43.Bölüm "Babaanne Part-1"

4.1K 279 1
                                    


Babaanne

Kerimden...

Telefonumun zil sesini duyunca seccademi katlayıp kalktım. Yatağın üzerine gelişi güzel koyulmuş telefonumu alıp kimin aradığına baktım. Ekrandaki "Mustafa" yazısını görünce fazla bekletmemek için telefonu cevapladım.

"Selamun aleyküm Kerim."diyen Mustafa'nın selamını alarak söyleyeceğini beklemeye başladım.

"Biz geldik, otelin önündeyiz."dediğinde onaylayarak telefonu kapattım.

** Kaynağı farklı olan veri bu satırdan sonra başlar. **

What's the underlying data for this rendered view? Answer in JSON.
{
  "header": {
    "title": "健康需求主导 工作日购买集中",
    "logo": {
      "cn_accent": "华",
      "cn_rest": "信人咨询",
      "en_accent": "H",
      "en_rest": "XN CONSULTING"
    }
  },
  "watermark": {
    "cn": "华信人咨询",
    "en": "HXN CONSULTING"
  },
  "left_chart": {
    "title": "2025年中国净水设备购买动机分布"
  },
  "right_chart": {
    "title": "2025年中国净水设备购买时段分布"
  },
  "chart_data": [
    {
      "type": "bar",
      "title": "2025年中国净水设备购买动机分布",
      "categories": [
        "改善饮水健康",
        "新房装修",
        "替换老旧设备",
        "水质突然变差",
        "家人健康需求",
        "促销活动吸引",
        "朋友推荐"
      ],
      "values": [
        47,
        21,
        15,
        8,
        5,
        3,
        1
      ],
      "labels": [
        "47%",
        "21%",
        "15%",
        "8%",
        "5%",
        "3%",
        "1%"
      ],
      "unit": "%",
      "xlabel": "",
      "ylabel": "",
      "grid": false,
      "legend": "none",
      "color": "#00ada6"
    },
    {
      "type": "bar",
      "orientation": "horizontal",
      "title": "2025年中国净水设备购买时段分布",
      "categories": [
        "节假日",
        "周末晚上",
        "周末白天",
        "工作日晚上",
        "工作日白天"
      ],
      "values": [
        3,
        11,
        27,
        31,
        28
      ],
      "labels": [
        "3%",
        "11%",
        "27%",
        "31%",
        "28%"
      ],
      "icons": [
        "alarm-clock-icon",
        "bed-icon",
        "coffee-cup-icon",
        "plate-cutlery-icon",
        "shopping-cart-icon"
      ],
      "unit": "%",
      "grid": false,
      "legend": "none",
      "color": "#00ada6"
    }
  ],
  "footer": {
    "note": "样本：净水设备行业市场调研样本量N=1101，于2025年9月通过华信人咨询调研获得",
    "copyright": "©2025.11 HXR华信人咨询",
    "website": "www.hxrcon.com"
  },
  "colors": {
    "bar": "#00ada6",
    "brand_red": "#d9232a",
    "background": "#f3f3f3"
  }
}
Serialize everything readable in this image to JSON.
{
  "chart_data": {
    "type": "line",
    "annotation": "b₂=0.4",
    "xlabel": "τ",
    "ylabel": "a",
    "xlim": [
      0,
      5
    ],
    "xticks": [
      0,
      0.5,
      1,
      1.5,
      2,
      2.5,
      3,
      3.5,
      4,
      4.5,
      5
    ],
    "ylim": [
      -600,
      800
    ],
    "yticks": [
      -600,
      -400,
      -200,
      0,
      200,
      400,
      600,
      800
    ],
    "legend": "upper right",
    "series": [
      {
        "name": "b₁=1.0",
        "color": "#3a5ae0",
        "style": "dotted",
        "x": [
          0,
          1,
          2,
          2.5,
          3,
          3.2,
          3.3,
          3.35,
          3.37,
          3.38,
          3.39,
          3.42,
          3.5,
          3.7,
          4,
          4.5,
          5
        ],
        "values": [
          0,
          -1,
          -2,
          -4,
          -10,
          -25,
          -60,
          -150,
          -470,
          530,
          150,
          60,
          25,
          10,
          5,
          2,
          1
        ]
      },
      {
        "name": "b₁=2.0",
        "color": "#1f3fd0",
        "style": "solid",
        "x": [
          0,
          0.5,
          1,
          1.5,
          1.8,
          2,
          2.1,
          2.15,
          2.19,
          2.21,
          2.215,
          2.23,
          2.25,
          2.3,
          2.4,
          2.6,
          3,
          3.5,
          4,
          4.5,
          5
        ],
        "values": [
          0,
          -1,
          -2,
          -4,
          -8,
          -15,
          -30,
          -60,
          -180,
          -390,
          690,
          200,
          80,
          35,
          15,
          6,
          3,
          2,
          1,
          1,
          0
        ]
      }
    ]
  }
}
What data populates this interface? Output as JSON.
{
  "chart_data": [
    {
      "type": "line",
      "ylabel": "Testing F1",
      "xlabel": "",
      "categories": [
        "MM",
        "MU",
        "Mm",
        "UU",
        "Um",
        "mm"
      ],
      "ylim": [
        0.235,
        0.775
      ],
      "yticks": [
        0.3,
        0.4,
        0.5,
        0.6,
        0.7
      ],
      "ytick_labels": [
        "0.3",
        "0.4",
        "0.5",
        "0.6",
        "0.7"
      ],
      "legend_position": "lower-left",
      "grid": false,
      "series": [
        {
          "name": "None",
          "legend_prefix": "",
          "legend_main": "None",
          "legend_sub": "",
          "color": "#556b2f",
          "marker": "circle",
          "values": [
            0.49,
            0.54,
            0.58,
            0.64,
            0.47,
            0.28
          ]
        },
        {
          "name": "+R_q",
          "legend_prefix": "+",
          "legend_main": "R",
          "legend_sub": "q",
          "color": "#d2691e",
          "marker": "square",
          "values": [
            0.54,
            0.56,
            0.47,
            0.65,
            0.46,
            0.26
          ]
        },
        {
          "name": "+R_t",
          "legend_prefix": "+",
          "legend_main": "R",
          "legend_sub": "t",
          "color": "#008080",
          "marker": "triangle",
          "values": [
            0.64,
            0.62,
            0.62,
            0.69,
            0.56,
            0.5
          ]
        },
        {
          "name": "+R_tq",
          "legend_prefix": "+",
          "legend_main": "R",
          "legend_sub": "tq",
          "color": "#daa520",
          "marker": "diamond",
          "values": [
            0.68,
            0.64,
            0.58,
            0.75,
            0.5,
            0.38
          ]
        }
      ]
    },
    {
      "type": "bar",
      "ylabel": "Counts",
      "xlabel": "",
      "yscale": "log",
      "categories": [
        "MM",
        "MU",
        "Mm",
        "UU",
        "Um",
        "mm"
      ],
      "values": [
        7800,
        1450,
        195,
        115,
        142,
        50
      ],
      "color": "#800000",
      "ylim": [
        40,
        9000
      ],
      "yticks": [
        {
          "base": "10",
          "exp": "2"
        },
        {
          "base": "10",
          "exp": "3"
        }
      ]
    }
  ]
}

Dün Ravzayla telefonda konuşmuştuk ve o da babaannesinin gönlünü almamız gerektiğini söylemişti. Bunun için beraber Ravzanın köyüne gideceğimizden bahsetmiş ve bende seve seve kabul etmiştim. Ne de olsa Ravzaya ait her şey kabulümdü benim. Daha fazla oyalanıp onları bekletmemek için akşam hazırladığım ufak spor çantamı ve telefon, cüzdan vs. Gibi eşyalarımı alarak otel odasından çıktım. Vakit kaybetmeden koridorun sonunda ki asansöre yönelip düğmesine bastım. Bir yandan da yanıma aldığım kabanımı üzerime geçeriyordum.

Ravzayla konuştuğumuzda nasıl gideceğimizi kararlaştırmamıştık. Bu sebeple bende arabamın anahtarlarını yanıma almıştım. Nihayet asansör bulunduğum kata gelince bindim ve zemin kat düğmesine bastım. Asansör durunca inip aynı hızla otelden çıktım. Gözlerimle etrafı tararken Ravzanın arabası gözüme çarptı ve hemen o tarafa yöneldim. Onlar da beni farketmiş olmalı ki Mustafa arabanın şoför koltuğundan inip bana doğru yaklaştı.

Biz selamlaşırken arabadan Ravza ve Nisa da çıkmışlardı. Gözlerimi Ravzanın o güzel yüzünden zar zor ayırıp Mustafa'ya baktım.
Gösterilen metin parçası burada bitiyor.